I am very glad that when I gave up smoking on 1st January 1994, there was no such thing as an e-cigarette. I never had the choice of remaining addicted to nicotine or going ‘cold turkey’ and quitting the drug altogether. The latter was tough for a few long months in deep mid winter but soon enough I knew I was finally smoke-free. It was right up there with the best decisions I ever made.
Given that pretty well everyone on my mother’s side of the family died as a direct result of smoking related diseases, the odds are that by now I might be in serious trouble of heading that way myself. I know people who flit between e-cigs and the real thing, before going back to the real thing again and then going back to e-cigs. For me, that would have been an unpleasant way of prolonging the agony of addiction.
The medics say that e-cigs are a far better option that cigarettes, or perhaps that they are less bad. Public health England (PHE) says that vaping is 95% safer than smoking which makes me think about that 5%. Why is it not completely safe, then? The Guardian reports the World Health Organisation (WHO) having concluded in 2016 that nicotine is “involved in the biology of malignant diseases”, which means it gives you cancer. They have established the possibility that nicotine has “a damaging effect on foetal and adolescent brains”, a bit like cigarettes, then. And this is only what we know so far.

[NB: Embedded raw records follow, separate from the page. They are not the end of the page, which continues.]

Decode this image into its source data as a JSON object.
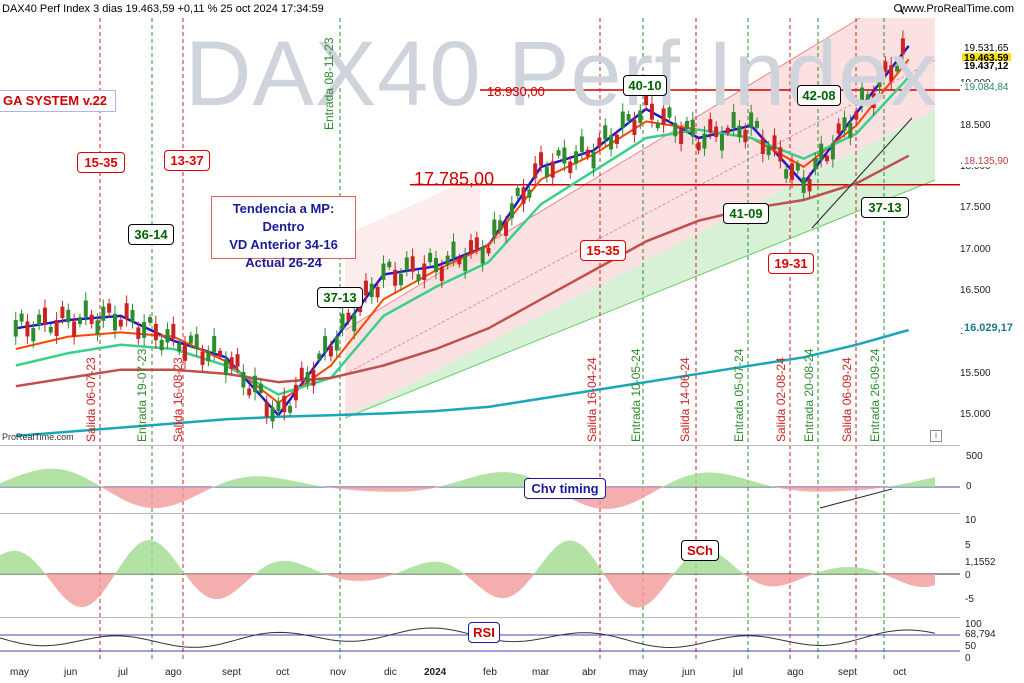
{
  "header": {
    "title": "DAX40 Perf Index 3 dias 19.463,59 +0,11 % 25 oct 2024 17:34:59",
    "brand": "www.ProRealTime.com",
    "watermark": "DAX40 Perf Index",
    "footer_brand": "ProRealTime.com"
  },
  "annotations": {
    "system": "GA SYSTEM v.22",
    "trend_lines": [
      "Tendencia a MP: Dentro",
      "VD Anterior 34-16",
      "Actual 26-24"
    ],
    "level_high": "18.930,00",
    "level_low": "17.785,00",
    "boxes": [
      {
        "text": "15-35",
        "color": "red"
      },
      {
        "text": "13-37",
        "color": "red"
      },
      {
        "text": "36-14",
        "color": "green"
      },
      {
        "text": "37-13",
        "color": "green"
      },
      {
        "text": "15-35",
        "color": "red"
      },
      {
        "text": "40-10",
        "color": "green"
      },
      {
        "text": "42-08",
        "color": "green"
      },
      {
        "text": "41-09",
        "color": "green"
      },
      {
        "text": "19-31",
        "color": "red"
      },
      {
        "text": "37-13",
        "color": "green"
      }
    ],
    "signals": [
      {
        "text": "Entrada 08-11-23",
        "color": "green"
      },
      {
        "text": "Salida 06-07-23",
        "color": "red"
      },
      {
        "text": "Entrada 19-07-23",
        "color": "green"
      },
      {
        "text": "Salida 16-08-23",
        "color": "red"
      },
      {
        "text": "Salida 16-04-24",
        "color": "red"
      },
      {
        "text": "Entrada 10-05-24",
        "color": "green"
      },
      {
        "text": "Salida 14-06-24",
        "color": "red"
      },
      {
        "text": "Entrada 05-07-24",
        "color": "green"
      },
      {
        "text": "Salida 02-08-24",
        "color": "red"
      },
      {
        "text": "Entrada 20-08-24",
        "color": "green"
      },
      {
        "text": "Salida 06-09-24",
        "color": "red"
      },
      {
        "text": "Entrada 26-09-24",
        "color": "green"
      }
    ],
    "panel_labels": {
      "chv": "Chv timing",
      "sch": "SCh",
      "rsi": "RSI"
    }
  },
  "right_axis": {
    "price_ticks": [
      "19.000",
      "18.500",
      "18.000",
      "17.500",
      "17.000",
      "16.500",
      "16.000",
      "15.500",
      "15.000"
    ],
    "price_tags": [
      {
        "text": "19.531,65",
        "color": "#ffffff",
        "text_color": "#000"
      },
      {
        "text": "19.463,59",
        "color": "#ffe000",
        "text_color": "#000"
      },
      {
        "text": "19.437,12",
        "color": "#ffffff",
        "text_color": "#000"
      },
      {
        "text": "19.084,84",
        "color": "#ffffff",
        "text_color": "#2a8a5a"
      },
      {
        "text": "18.135,90",
        "color": "#ffffff",
        "text_color": "#c04040"
      },
      {
        "text": "16.029,17",
        "color": "#ffffff",
        "text_color": "#1a7a8a"
      }
    ],
    "chv_ticks": [
      "500",
      "0"
    ],
    "sch_ticks": [
      "10",
      "5",
      "1,1552",
      "0",
      "-5"
    ],
    "rsi_ticks": [
      "100",
      "68,794",
      "50",
      "0"
    ]
  },
  "x_axis": {
    "labels": [
      "may",
      "jun",
      "jul",
      "ago",
      "sept",
      "oct",
      "nov",
      "dic",
      "2024",
      "feb",
      "mar",
      "abr",
      "may",
      "jun",
      "jul",
      "ago",
      "sept",
      "oct"
    ]
  },
  "colors": {
    "candle_up": "#2e8b2e",
    "candle_down": "#cc2222",
    "ema_fast": "#1a1acc",
    "ema_mid": "#ff4500",
    "ema_slow": "#c0504d",
    "ema_long": "#1aa7b8",
    "ema_green": "#3ad08a",
    "channel_red": "#f7c9c9",
    "channel_green": "#c8ecc8"
  },
  "chart_data": {
    "type": "line",
    "title": "DAX40 Perf Index",
    "x": [
      "may-23",
      "jun-23",
      "jul-23",
      "ago-23",
      "sept-23",
      "oct-23",
      "nov-23",
      "dic-23",
      "ene-24",
      "feb-24",
      "mar-24",
      "abr-24",
      "may-24",
      "jun-24",
      "jul-24",
      "ago-24",
      "sept-24",
      "oct-24"
    ],
    "series": [
      {
        "values": [
          16050,
          16150,
          16200,
          15900,
          15700,
          15000,
          15850,
          16700,
          16800,
          17050,
          18000,
          18200,
          18700,
          18350,
          18500,
          17800,
          18650,
          19463
        ]
      },
      {
        "values": [
          15800,
          15950,
          16000,
          15950,
          15650,
          15150,
          15600,
          16400,
          16750,
          17050,
          17850,
          18150,
          18550,
          18450,
          18350,
          18000,
          18500,
          19300
        ]
      },
      {
        "values": [
          15600,
          15750,
          15850,
          15800,
          15600,
          15250,
          15450,
          16200,
          16550,
          16850,
          17550,
          17950,
          18350,
          18450,
          18350,
          18100,
          18400,
          19085
        ]
      },
      {
        "values": [
          15350,
          15450,
          15550,
          15550,
          15500,
          15400,
          15450,
          15600,
          15800,
          16050,
          16400,
          16750,
          17100,
          17350,
          17500,
          17600,
          17800,
          18136
        ]
      },
      {
        "values": [
          14750,
          14800,
          14850,
          14900,
          14950,
          14980,
          15000,
          15020,
          15050,
          15100,
          15200,
          15300,
          15400,
          15500,
          15600,
          15700,
          15850,
          16029
        ]
      }
    ],
    "ylim": [
      14700,
      19800
    ],
    "levels": [
      18930,
      17785
    ],
    "grid": false
  }
}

The report goes on to say that e-cigs also contain “glycols, aldehydes, volatile organic compounds. polycyclic aromatic hydrocarbon, nitrosamines, metals and silicate particles”, all of which are potentially harmful. Now, I am rather relying on the advice of scientists who tell me things I don’t really understand, other than the conclusion that vaping is clearly not without its risks. Perhaps, as times goes by there will be far more risks than we know about today. After all, back in the day, doctors advertised the benefits of cigarette smoking.
Finding out that e-cigs are likely to be bad for you, would seem to vindicate my view that vaping should be carried out as far away from me as possible. Some people might get a kick out of breathing in someone’s raspberry vaping, but if there is a danger that this stuff is potentially damaging to my health, then I don’t want to be anywhere near it, thank you very much.
We know how cigarette smoking ends and it doesn’t end well. Of course, everyone knows someone who smoked into their nineties and it never affected them. They never pause to think whether the second hand smoke affected anyone around them. The same carcinogens polluting the smoker’s lungs will end up in the second hand smoker. By the same token, should we be forced to breathe in someone else’s vaping?
Encouraging people to vape merely encourages people to carry on being addicted to one of the most addictive drugs known to mankind. If science is discovering that vaping is bad for you too, why isn’t the government pointing this out?